Ciao a tutti! Mi chiamo Asiiat Alieva. Dopo la laurea in Medicina in Russia, mi sono specializzata in cardiologia e adesso sto frequentando l’ultimo anno del dottorato in Scienze Farmacologiche Biomolecolari, Sperimentali e Cliniche, svolgendo la mia attività di ricerca presso il Servizio di Epidemiologia e Farmacologia Preventiva dell’Università degli Studi di Milano. Recentemente, mi sono occupata di una tematica molto attuale: la prevalenza di sindrome metabolica (SM) e l’impatto sul rischio cardiovascolare delle diverse componenti che la definiscono.
Le patologie cardio-cerebrovascolari costituiscono, tutt’oggi, la principale causa di mortalità e morbosità nei paesi industrializzati. L’Organizzazione Mondiale della Sanità riconosce in questo ambito due importanti problemi di sanità pubblica: l’importanza di stabilire con precisione il rischio cardiovascolare e la necessità di implementare efficienti strategie di prevenzione. Diversi approcci e sistemi di valutazione del rischio sono attualmente disponibili al fine di prevedere futuri eventi cardiovascolari. In quest’ultimo decennio, in base alla prevalenza nelle diverse popolazioni e al suo grande impatto clinico, uno dei più importanti cluster di condizioni da prendere in considerazione in campo cardiovascolare è sicuramente la sindrome metabolica.
La sindrome metabolica è caratterizzata da un insieme di alterazioni metaboliche e cliniche tra cui: dislipidemia, ridotta tolleranza glucidica, ipertensione ed obesità viscerale. L’individuazione e il trattamento precoce delle varie componenti della sindrome sono di importanza cruciale per prevenire la progressione verso il diabete e per ridurre un’importante quota di eventi cardio- e cerebrovascolari.
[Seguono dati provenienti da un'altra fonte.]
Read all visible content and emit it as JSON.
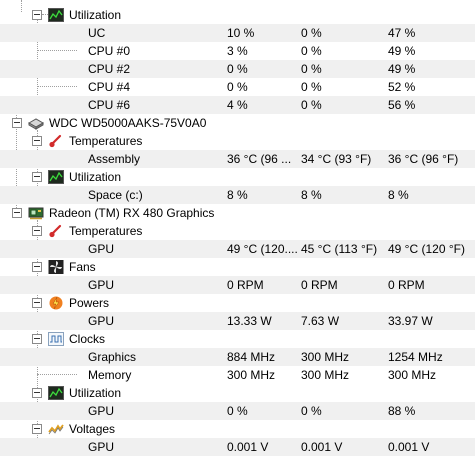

Evidenze di letteratura ci suggeriscono infatti che soggetti con sindrome metabolica presentano un rischio cinque volte maggiore di sviluppare il diabete e due volte maggiore di sviluppare malattie cardiache.
La diagnosi di sindrome metabolica si basa sulla misurazione di alcuni semplici parametri:
- Circonferenza vita: (>102 cm uomo o >88 cm donna)
- Pressione arteriosa: (pressione sistolica ≥ 130 mmHg e diastolica ≥ 85 mmHg)
- Colesterolo HDL: (<40 mg/dl uomo o 50 mg/dl donna)
- Trigliceridemia: (>150 mg/dl)
- Glicemia: (>110 mg/dl)
Per la diagnosi di sindrome metabolica è necessaria la coesistenza di almeno tre fattori di rischio alterati o comunque trattati farmacologicamente.
Le cause di questa sindrome sono da ricercare in una combinazione di scorrette abitudini (dieta e scarsa attività fisica) e predisposizione familiare (genetica). Queste cause portano all’accumulo di grasso addominale, che a sua volta ha un ruolo determinante nel favorire la combinazione dei diversi fattori di rischio.
È estremamente importante sottolineare che la sindrome metabolica aumenta il rischio cardiovascolare in maniera proporzionale al numero di fattori di rischio presenti e con modalità additive all’impatto dei singoli fattori. Sebbene questa sindrome possa essere considerata una condizione clinica di facile individuazione, rimane comunque particolarmente insidiosa sotto il profilo del rischio vascolare. Si tratta infatti di una condizione asintomatica, presente in soggetti relativamente giovani ed apparentemente sani, nei quali le complicazioni aterosclerotiche si manifesteranno molti anni dopo la prima diagnosi.
Per questo motivo, l’identificazione e la valutazione della prevalenza delle diverse componenti che definiscono la sindrome metabolica, sia in diverse popolazioni che in categorie di soggetti caratterizzati da un diverso livello di rischio cardiovascolare, può fornire un approccio aggiuntivo all’interno di specifiche strategie di prevenzione. In termini generali il paziente con sindrome metabolica deve essere considerato l’obiettivo ideale della prevenzione cardiovascolare primaria. Tuttavia, sono necessari studi prospettici con follow-up adeguati per valutare il rapporto costo efficacia della prevenzione primaria in questa particolare popolazione.